Are there any side effects of cuda barriers since cuda threads are using shared memory? I mean if two threads are to touch the same part of the memory, it is important to know which one is getting there first. Could barriers be used in such a way to enabled priority or masking?

aznshodan

What's the difference btwn sharing an address space and sharing memory?

kayvonf

Most of the time when someone says "sharing memory" they mean sharing the same address space. Memory is expected has a uniform set of addresses (the address space). Sharing the address space means that when thread 1 asks for the data at address X it is referred to the same piece of data as when thread 2 asks for data at address X. This means that the threads share the same logical memory. This is exactly what someone means when they are describing a "shared memory" system, and also what someone means when referring to CUDA "shared memory".

However, if we want to take about implementation details, one might say "shared memory" to mean that two processors can both access the same physical SRAM on chip, or the same DRAM.

Specifically in the case of CUDA programming, which we've addressed a lot, the CUDA abstraction of shared memory is implemented by (aka "backed") an SRAM in the SMX core. A GPU core can load and store from global memory address space (the same address space is shared by all cores) or it can load and store from a private local SRAM (only accessible to that core, but potentially shared among threads running on the core). If you want, you can think of a GPU having two types of load instructions. One, given an address, loads from the global memory (backed by DRAM, and potentially cached) address space. The other, given an address, loads from that address in the local core's SRAM. CUDA global memory loads would use the former instruction, shared memory loads would use the latter.

ld_global r0 0x1234
ld_local  r1 0x1234

In practice, loads from the two address spaces may not be implemented with different instructions (there are other ways to implement this functionality). To be honest I'm not sure what the ISA looks like these days. I'd be interested if someone could dig into the description of PTX to figure it out! http://docs.nvidia.com/cuda/parallel-thread-execution/#axzz3R5rawOqT

Architects often call a core-local addressable SRAM a "scratchpad", since it is not a cache! Cache is invisible to software. It is a hardware implementation detail that serves to accelerate access to data in DRAM. Software loads data from an address and, if the data stored at that address happens to be in the cache, then the access is services more quickly.

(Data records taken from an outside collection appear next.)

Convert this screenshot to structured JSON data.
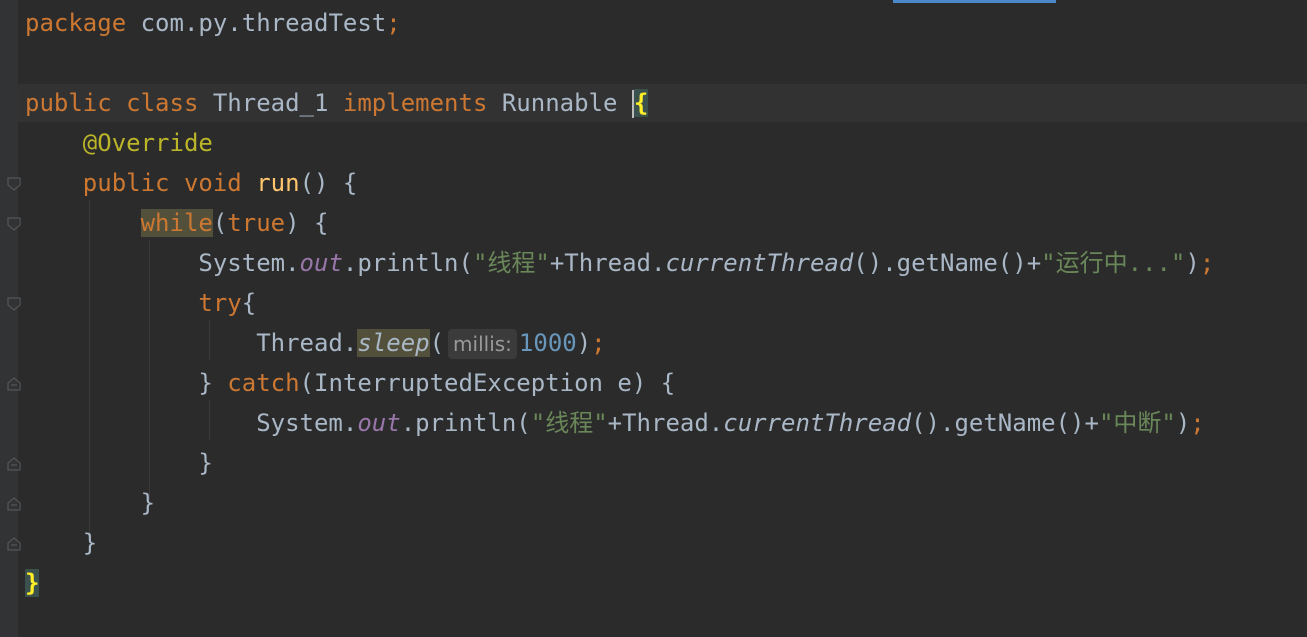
{
  "editor": {
    "language": "java",
    "theme_colors": {
      "background": "#2b2b2b",
      "keyword": "#cc7832",
      "annotation": "#bbb529",
      "method_decl": "#ffc66d",
      "string": "#6a8759",
      "static_field": "#9876aa",
      "number": "#6897bb",
      "default_text": "#a9b7c6"
    },
    "lines": {
      "l1": {
        "kw_package": "package",
        "pkg_name": " com.py.threadTest",
        "semi": ";"
      },
      "l3": {
        "kw_public": "public",
        "kw_class": "class",
        "class_name": " Thread_1 ",
        "kw_implements": "implements",
        "iface": " Runnable ",
        "brace": "{"
      },
      "l4": {
        "annotation": "@Override"
      },
      "l5": {
        "kw_public": "public",
        "kw_void": "void",
        "method": "run",
        "rest": "() {"
      },
      "l6": {
        "kw_while": "while",
        "open": "(",
        "kw_true": "true",
        "rest": ") {"
      },
      "l7": {
        "sys": "System.",
        "out": "out",
        "println": ".println(",
        "str1": "\"线程\"",
        "plus1": "+Thread.",
        "current": "currentThread",
        "getname": "().getName()+",
        "str2": "\"运行中...\"",
        "close": ")",
        "semi": ";"
      },
      "l8": {
        "kw_try": "try",
        "brace": "{"
      },
      "l9": {
        "thread": "Thread.",
        "sleep": "sleep",
        "open": "(",
        "hint": "millis:",
        "num": "1000",
        "close": ")",
        "semi": ";"
      },
      "l10": {
        "close_brace": "} ",
        "kw_catch": "catch",
        "rest": "(InterruptedException e) {"
      },
      "l11": {
        "sys": "System.",
        "out": "out",
        "println": ".println(",
        "str1": "\"线程\"",
        "plus1": "+Thread.",
        "current": "currentThread",
        "getname": "().getName()+",
        "str2": "\"中断\"",
        "close": ")",
        "semi": ";"
      },
      "l12": {
        "brace": "}"
      },
      "l13": {
        "brace": "}"
      },
      "l14": {
        "brace": "}"
      },
      "l15": {
        "brace": "}"
      }
    }
  }
}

A scratchpad is different. Like a cache, it is an on-chip high speed local storage unit. (and in fact, the storage of cache in a scratchpad or a cache is just SRAM). However, a scratchpad is abstracted as its one address space and is data is to be moved into the scratchpad, it is done explicitly by software. For example, a CUDA program will manually copy data into shared memory, which until the hood amounts to executing instructions that copy data into the GPU core's local scratchpad memory.

Why use a scratchpad and not a cache? First, a scratchpad doesn't incur the overhead (honestly, it's not all that much in chip area) of all the cache management logic that a traditional cache must have. (A traditional cache has to manage what data is stored in the cache). Second, and more importantly, in high-performance computing applications, when performance is paramount, programmers sometimes like complete control of what data is and is not stored on chip. Contrast this to cache optimization, where the programmer is not able to directly control what data is moved into the cache, but tried to write code that work wells with what they know the cache will do.